The new building was built in the small adjoining the old emblazoned house, which is bounded by rocks in the river approaching the ground.
Spaces
The museum consists of two sections, Archaeology and Fine Arts. The first covers the history of the province from the Palaeolithic to the Modern Age and the second shows sculptures and paintings made between the fourteenth and twentieth centuries.
Palacio del Cordón
The Palacio del Cordón, building early sixteenth century, is an interesting building of civil architecture Zamora, together with the ancient church of Santa Lucia. The noble facade of the building, crowned by cornice scallops and topped ten gargoyles, whose most characteristic element Cover pride as a rectangular frame framed by the Franciscan cord that gives it its name, on top of which campean the shields of their owners The counts of Puñonrostro. In the palace you access the temporary exhibition hall, the hall and the library to which access is only for researchers. Also welcome address spaces and administration.

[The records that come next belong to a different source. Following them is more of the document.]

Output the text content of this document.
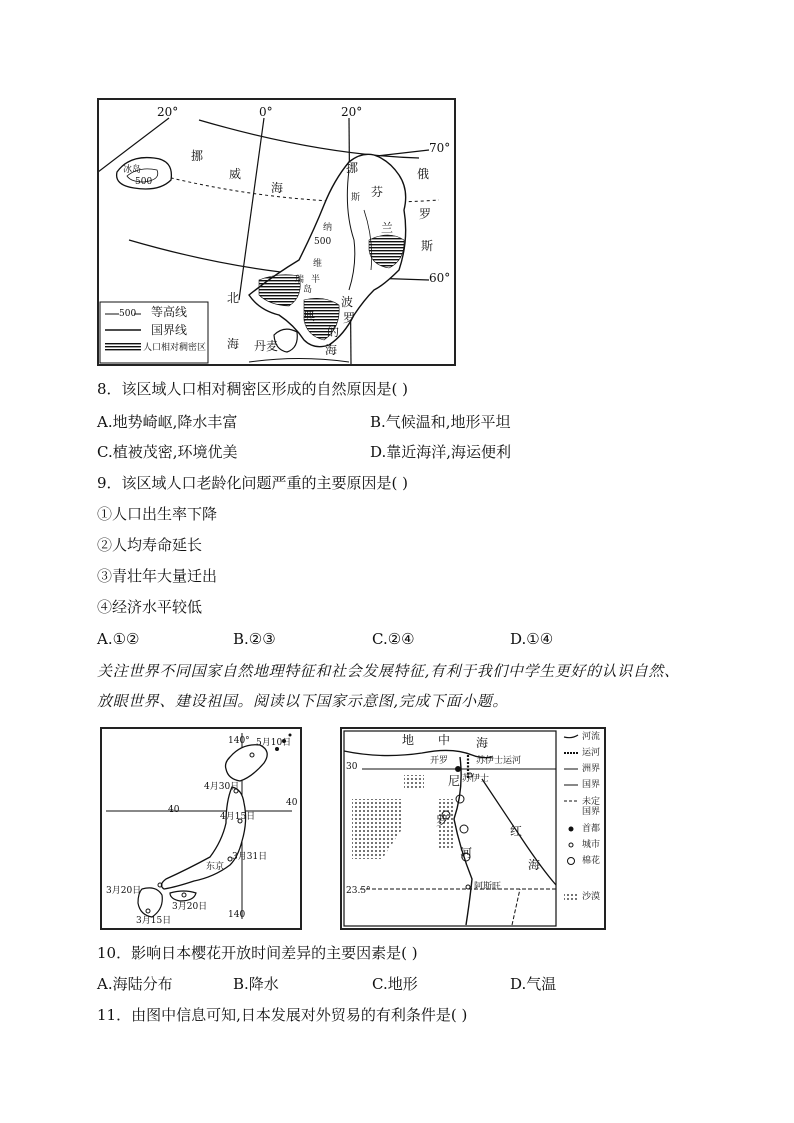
20°	0°	20°
70°
60°
冰岛
500
挪
威
海
挪
芬
兰
俄
罗
斯
北
海 丹麦
波
罗
的
海
典
瑞 半
维
纳
斯
岛
500
500 等高线
国界线
人口相对稠密区
8．该区域人口相对稠密区形成的自然原因是( )
A.地势崎岖,降水丰富	B.气候温和,地形平坦
C.植被茂密,环境优美	D.靠近海洋,海运便利
9．该区域人口老龄化问题严重的主要原因是( )
①人口出生率下降
②人均寿命延长
③青壮年大量迁出
④经济水平较低
A.①②	B.②③	C.②④	D.①④
关注世界不同国家自然地理特征和社会发展特征,有利于我们中学生更好的认识自然、
放眼世界、建设祖国。阅读以下国家示意图,完成下面小题。
140°
140
40
40
5月10日
4月30日
4月15日
3月31日
东京
3月20日
3月20日
3月15日
地 中 海
开罗	苏伊士运河
尼 苏伊士
罗
河
红
海
阿斯旺
30
23.5°
河流
运河
洲界
国界
未定国界
首都
城市
棉花
沙漠
10．影响日本樱花开放时间差异的主要因素是( )
A.海陆分布	B.降水	C.地形	D.气温
11．由图中信息可知,日本发展对外贸易的有利条件是( )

Permanent exhibition halls
At the rear of the palace, between it and a cliff under the medieval walled enclosure, the new building, a cubic module inside which are integrated, as exhibition and architectural elements, the remains of the arches of the old courtyard and part was added stair, only remaining original features apart from the facade. In this new space the permanent exhibition of the two sections of the museum, Archaeology and Fine Arts are located.
From the entry level, a wooden ramp leads to different spaces, most enlightened through the canopy. These are organized by rooms with different sizes and heights, on two levels communicated by an off ramp and a long staircase that descends again after the tour, access to the plant.
- Access floor: in this room begins exposure of Archaeology
- Intermediate: devoted to medieval and modern times.
- Upper floor: Fine Arts section.
Concrete walls, painted white and with different thicknesses have perforations mode niches, even at ground level, to expose elements and discover the spaces located on the other side.
- Merchandiser
One of the most valuable pieces of the museum’s collection are the two treasures Arrabalde, for which the architects created a unique exhibitor-strong cabinet box.
Restoration workshops
A small attached module consisting of prismatic elements, with a facade to a back alley, houses the restoration workshops.
Church of St. Lucia
The church of Santa Lucia, visited museum store, keeps traces of its Romanesque origins in the north wall, as it was amended significantly in the seventeenth century, a time at which owes its current configuration.
Structure
The structure is housed within a nearly free of cubic block strong contour. A series of topographic outcrops and different buildings surrounding the museum reinforce this impression. The resort rejects an academic axial composition, quality generally leans towards an architecture that occurs through a sliding between its various components, thus breaking their general appearance and forcing people to walk between buildings, almost touching, of such that the spaces between the rock volumes and improve in the buildings themselves.
Skylights
In this cube, is of fundamental importance deck that opens to light through a checkerboard care sawtooth skylights, facing north, allowing for overhead lighting in the exhibition rooms, especially the center, where it is exposed the great mosaic from the Roman villa Requejo, in Santa Cristina de la Polvorosa.
A biga reinforced concrete allows saving the great light between walls, controlled entry of light and the evacuation of rainwater.
Facades
The facades are nearly blind, with small openings at ground level access and some other holes distributed irregularly.
Materials
Its outer walls are made of concrete, coated with small blocks of sandstone of Villamayor, allowing its integration with the environment. Inside white concrete formwork seen. Teak wood used on floors and blinds.
The cover, “the fifth facade” is finished in zinc.
Among the different areas are parts of the structure of the ancient cloister of the Palace have been maintained and incorporated into the set.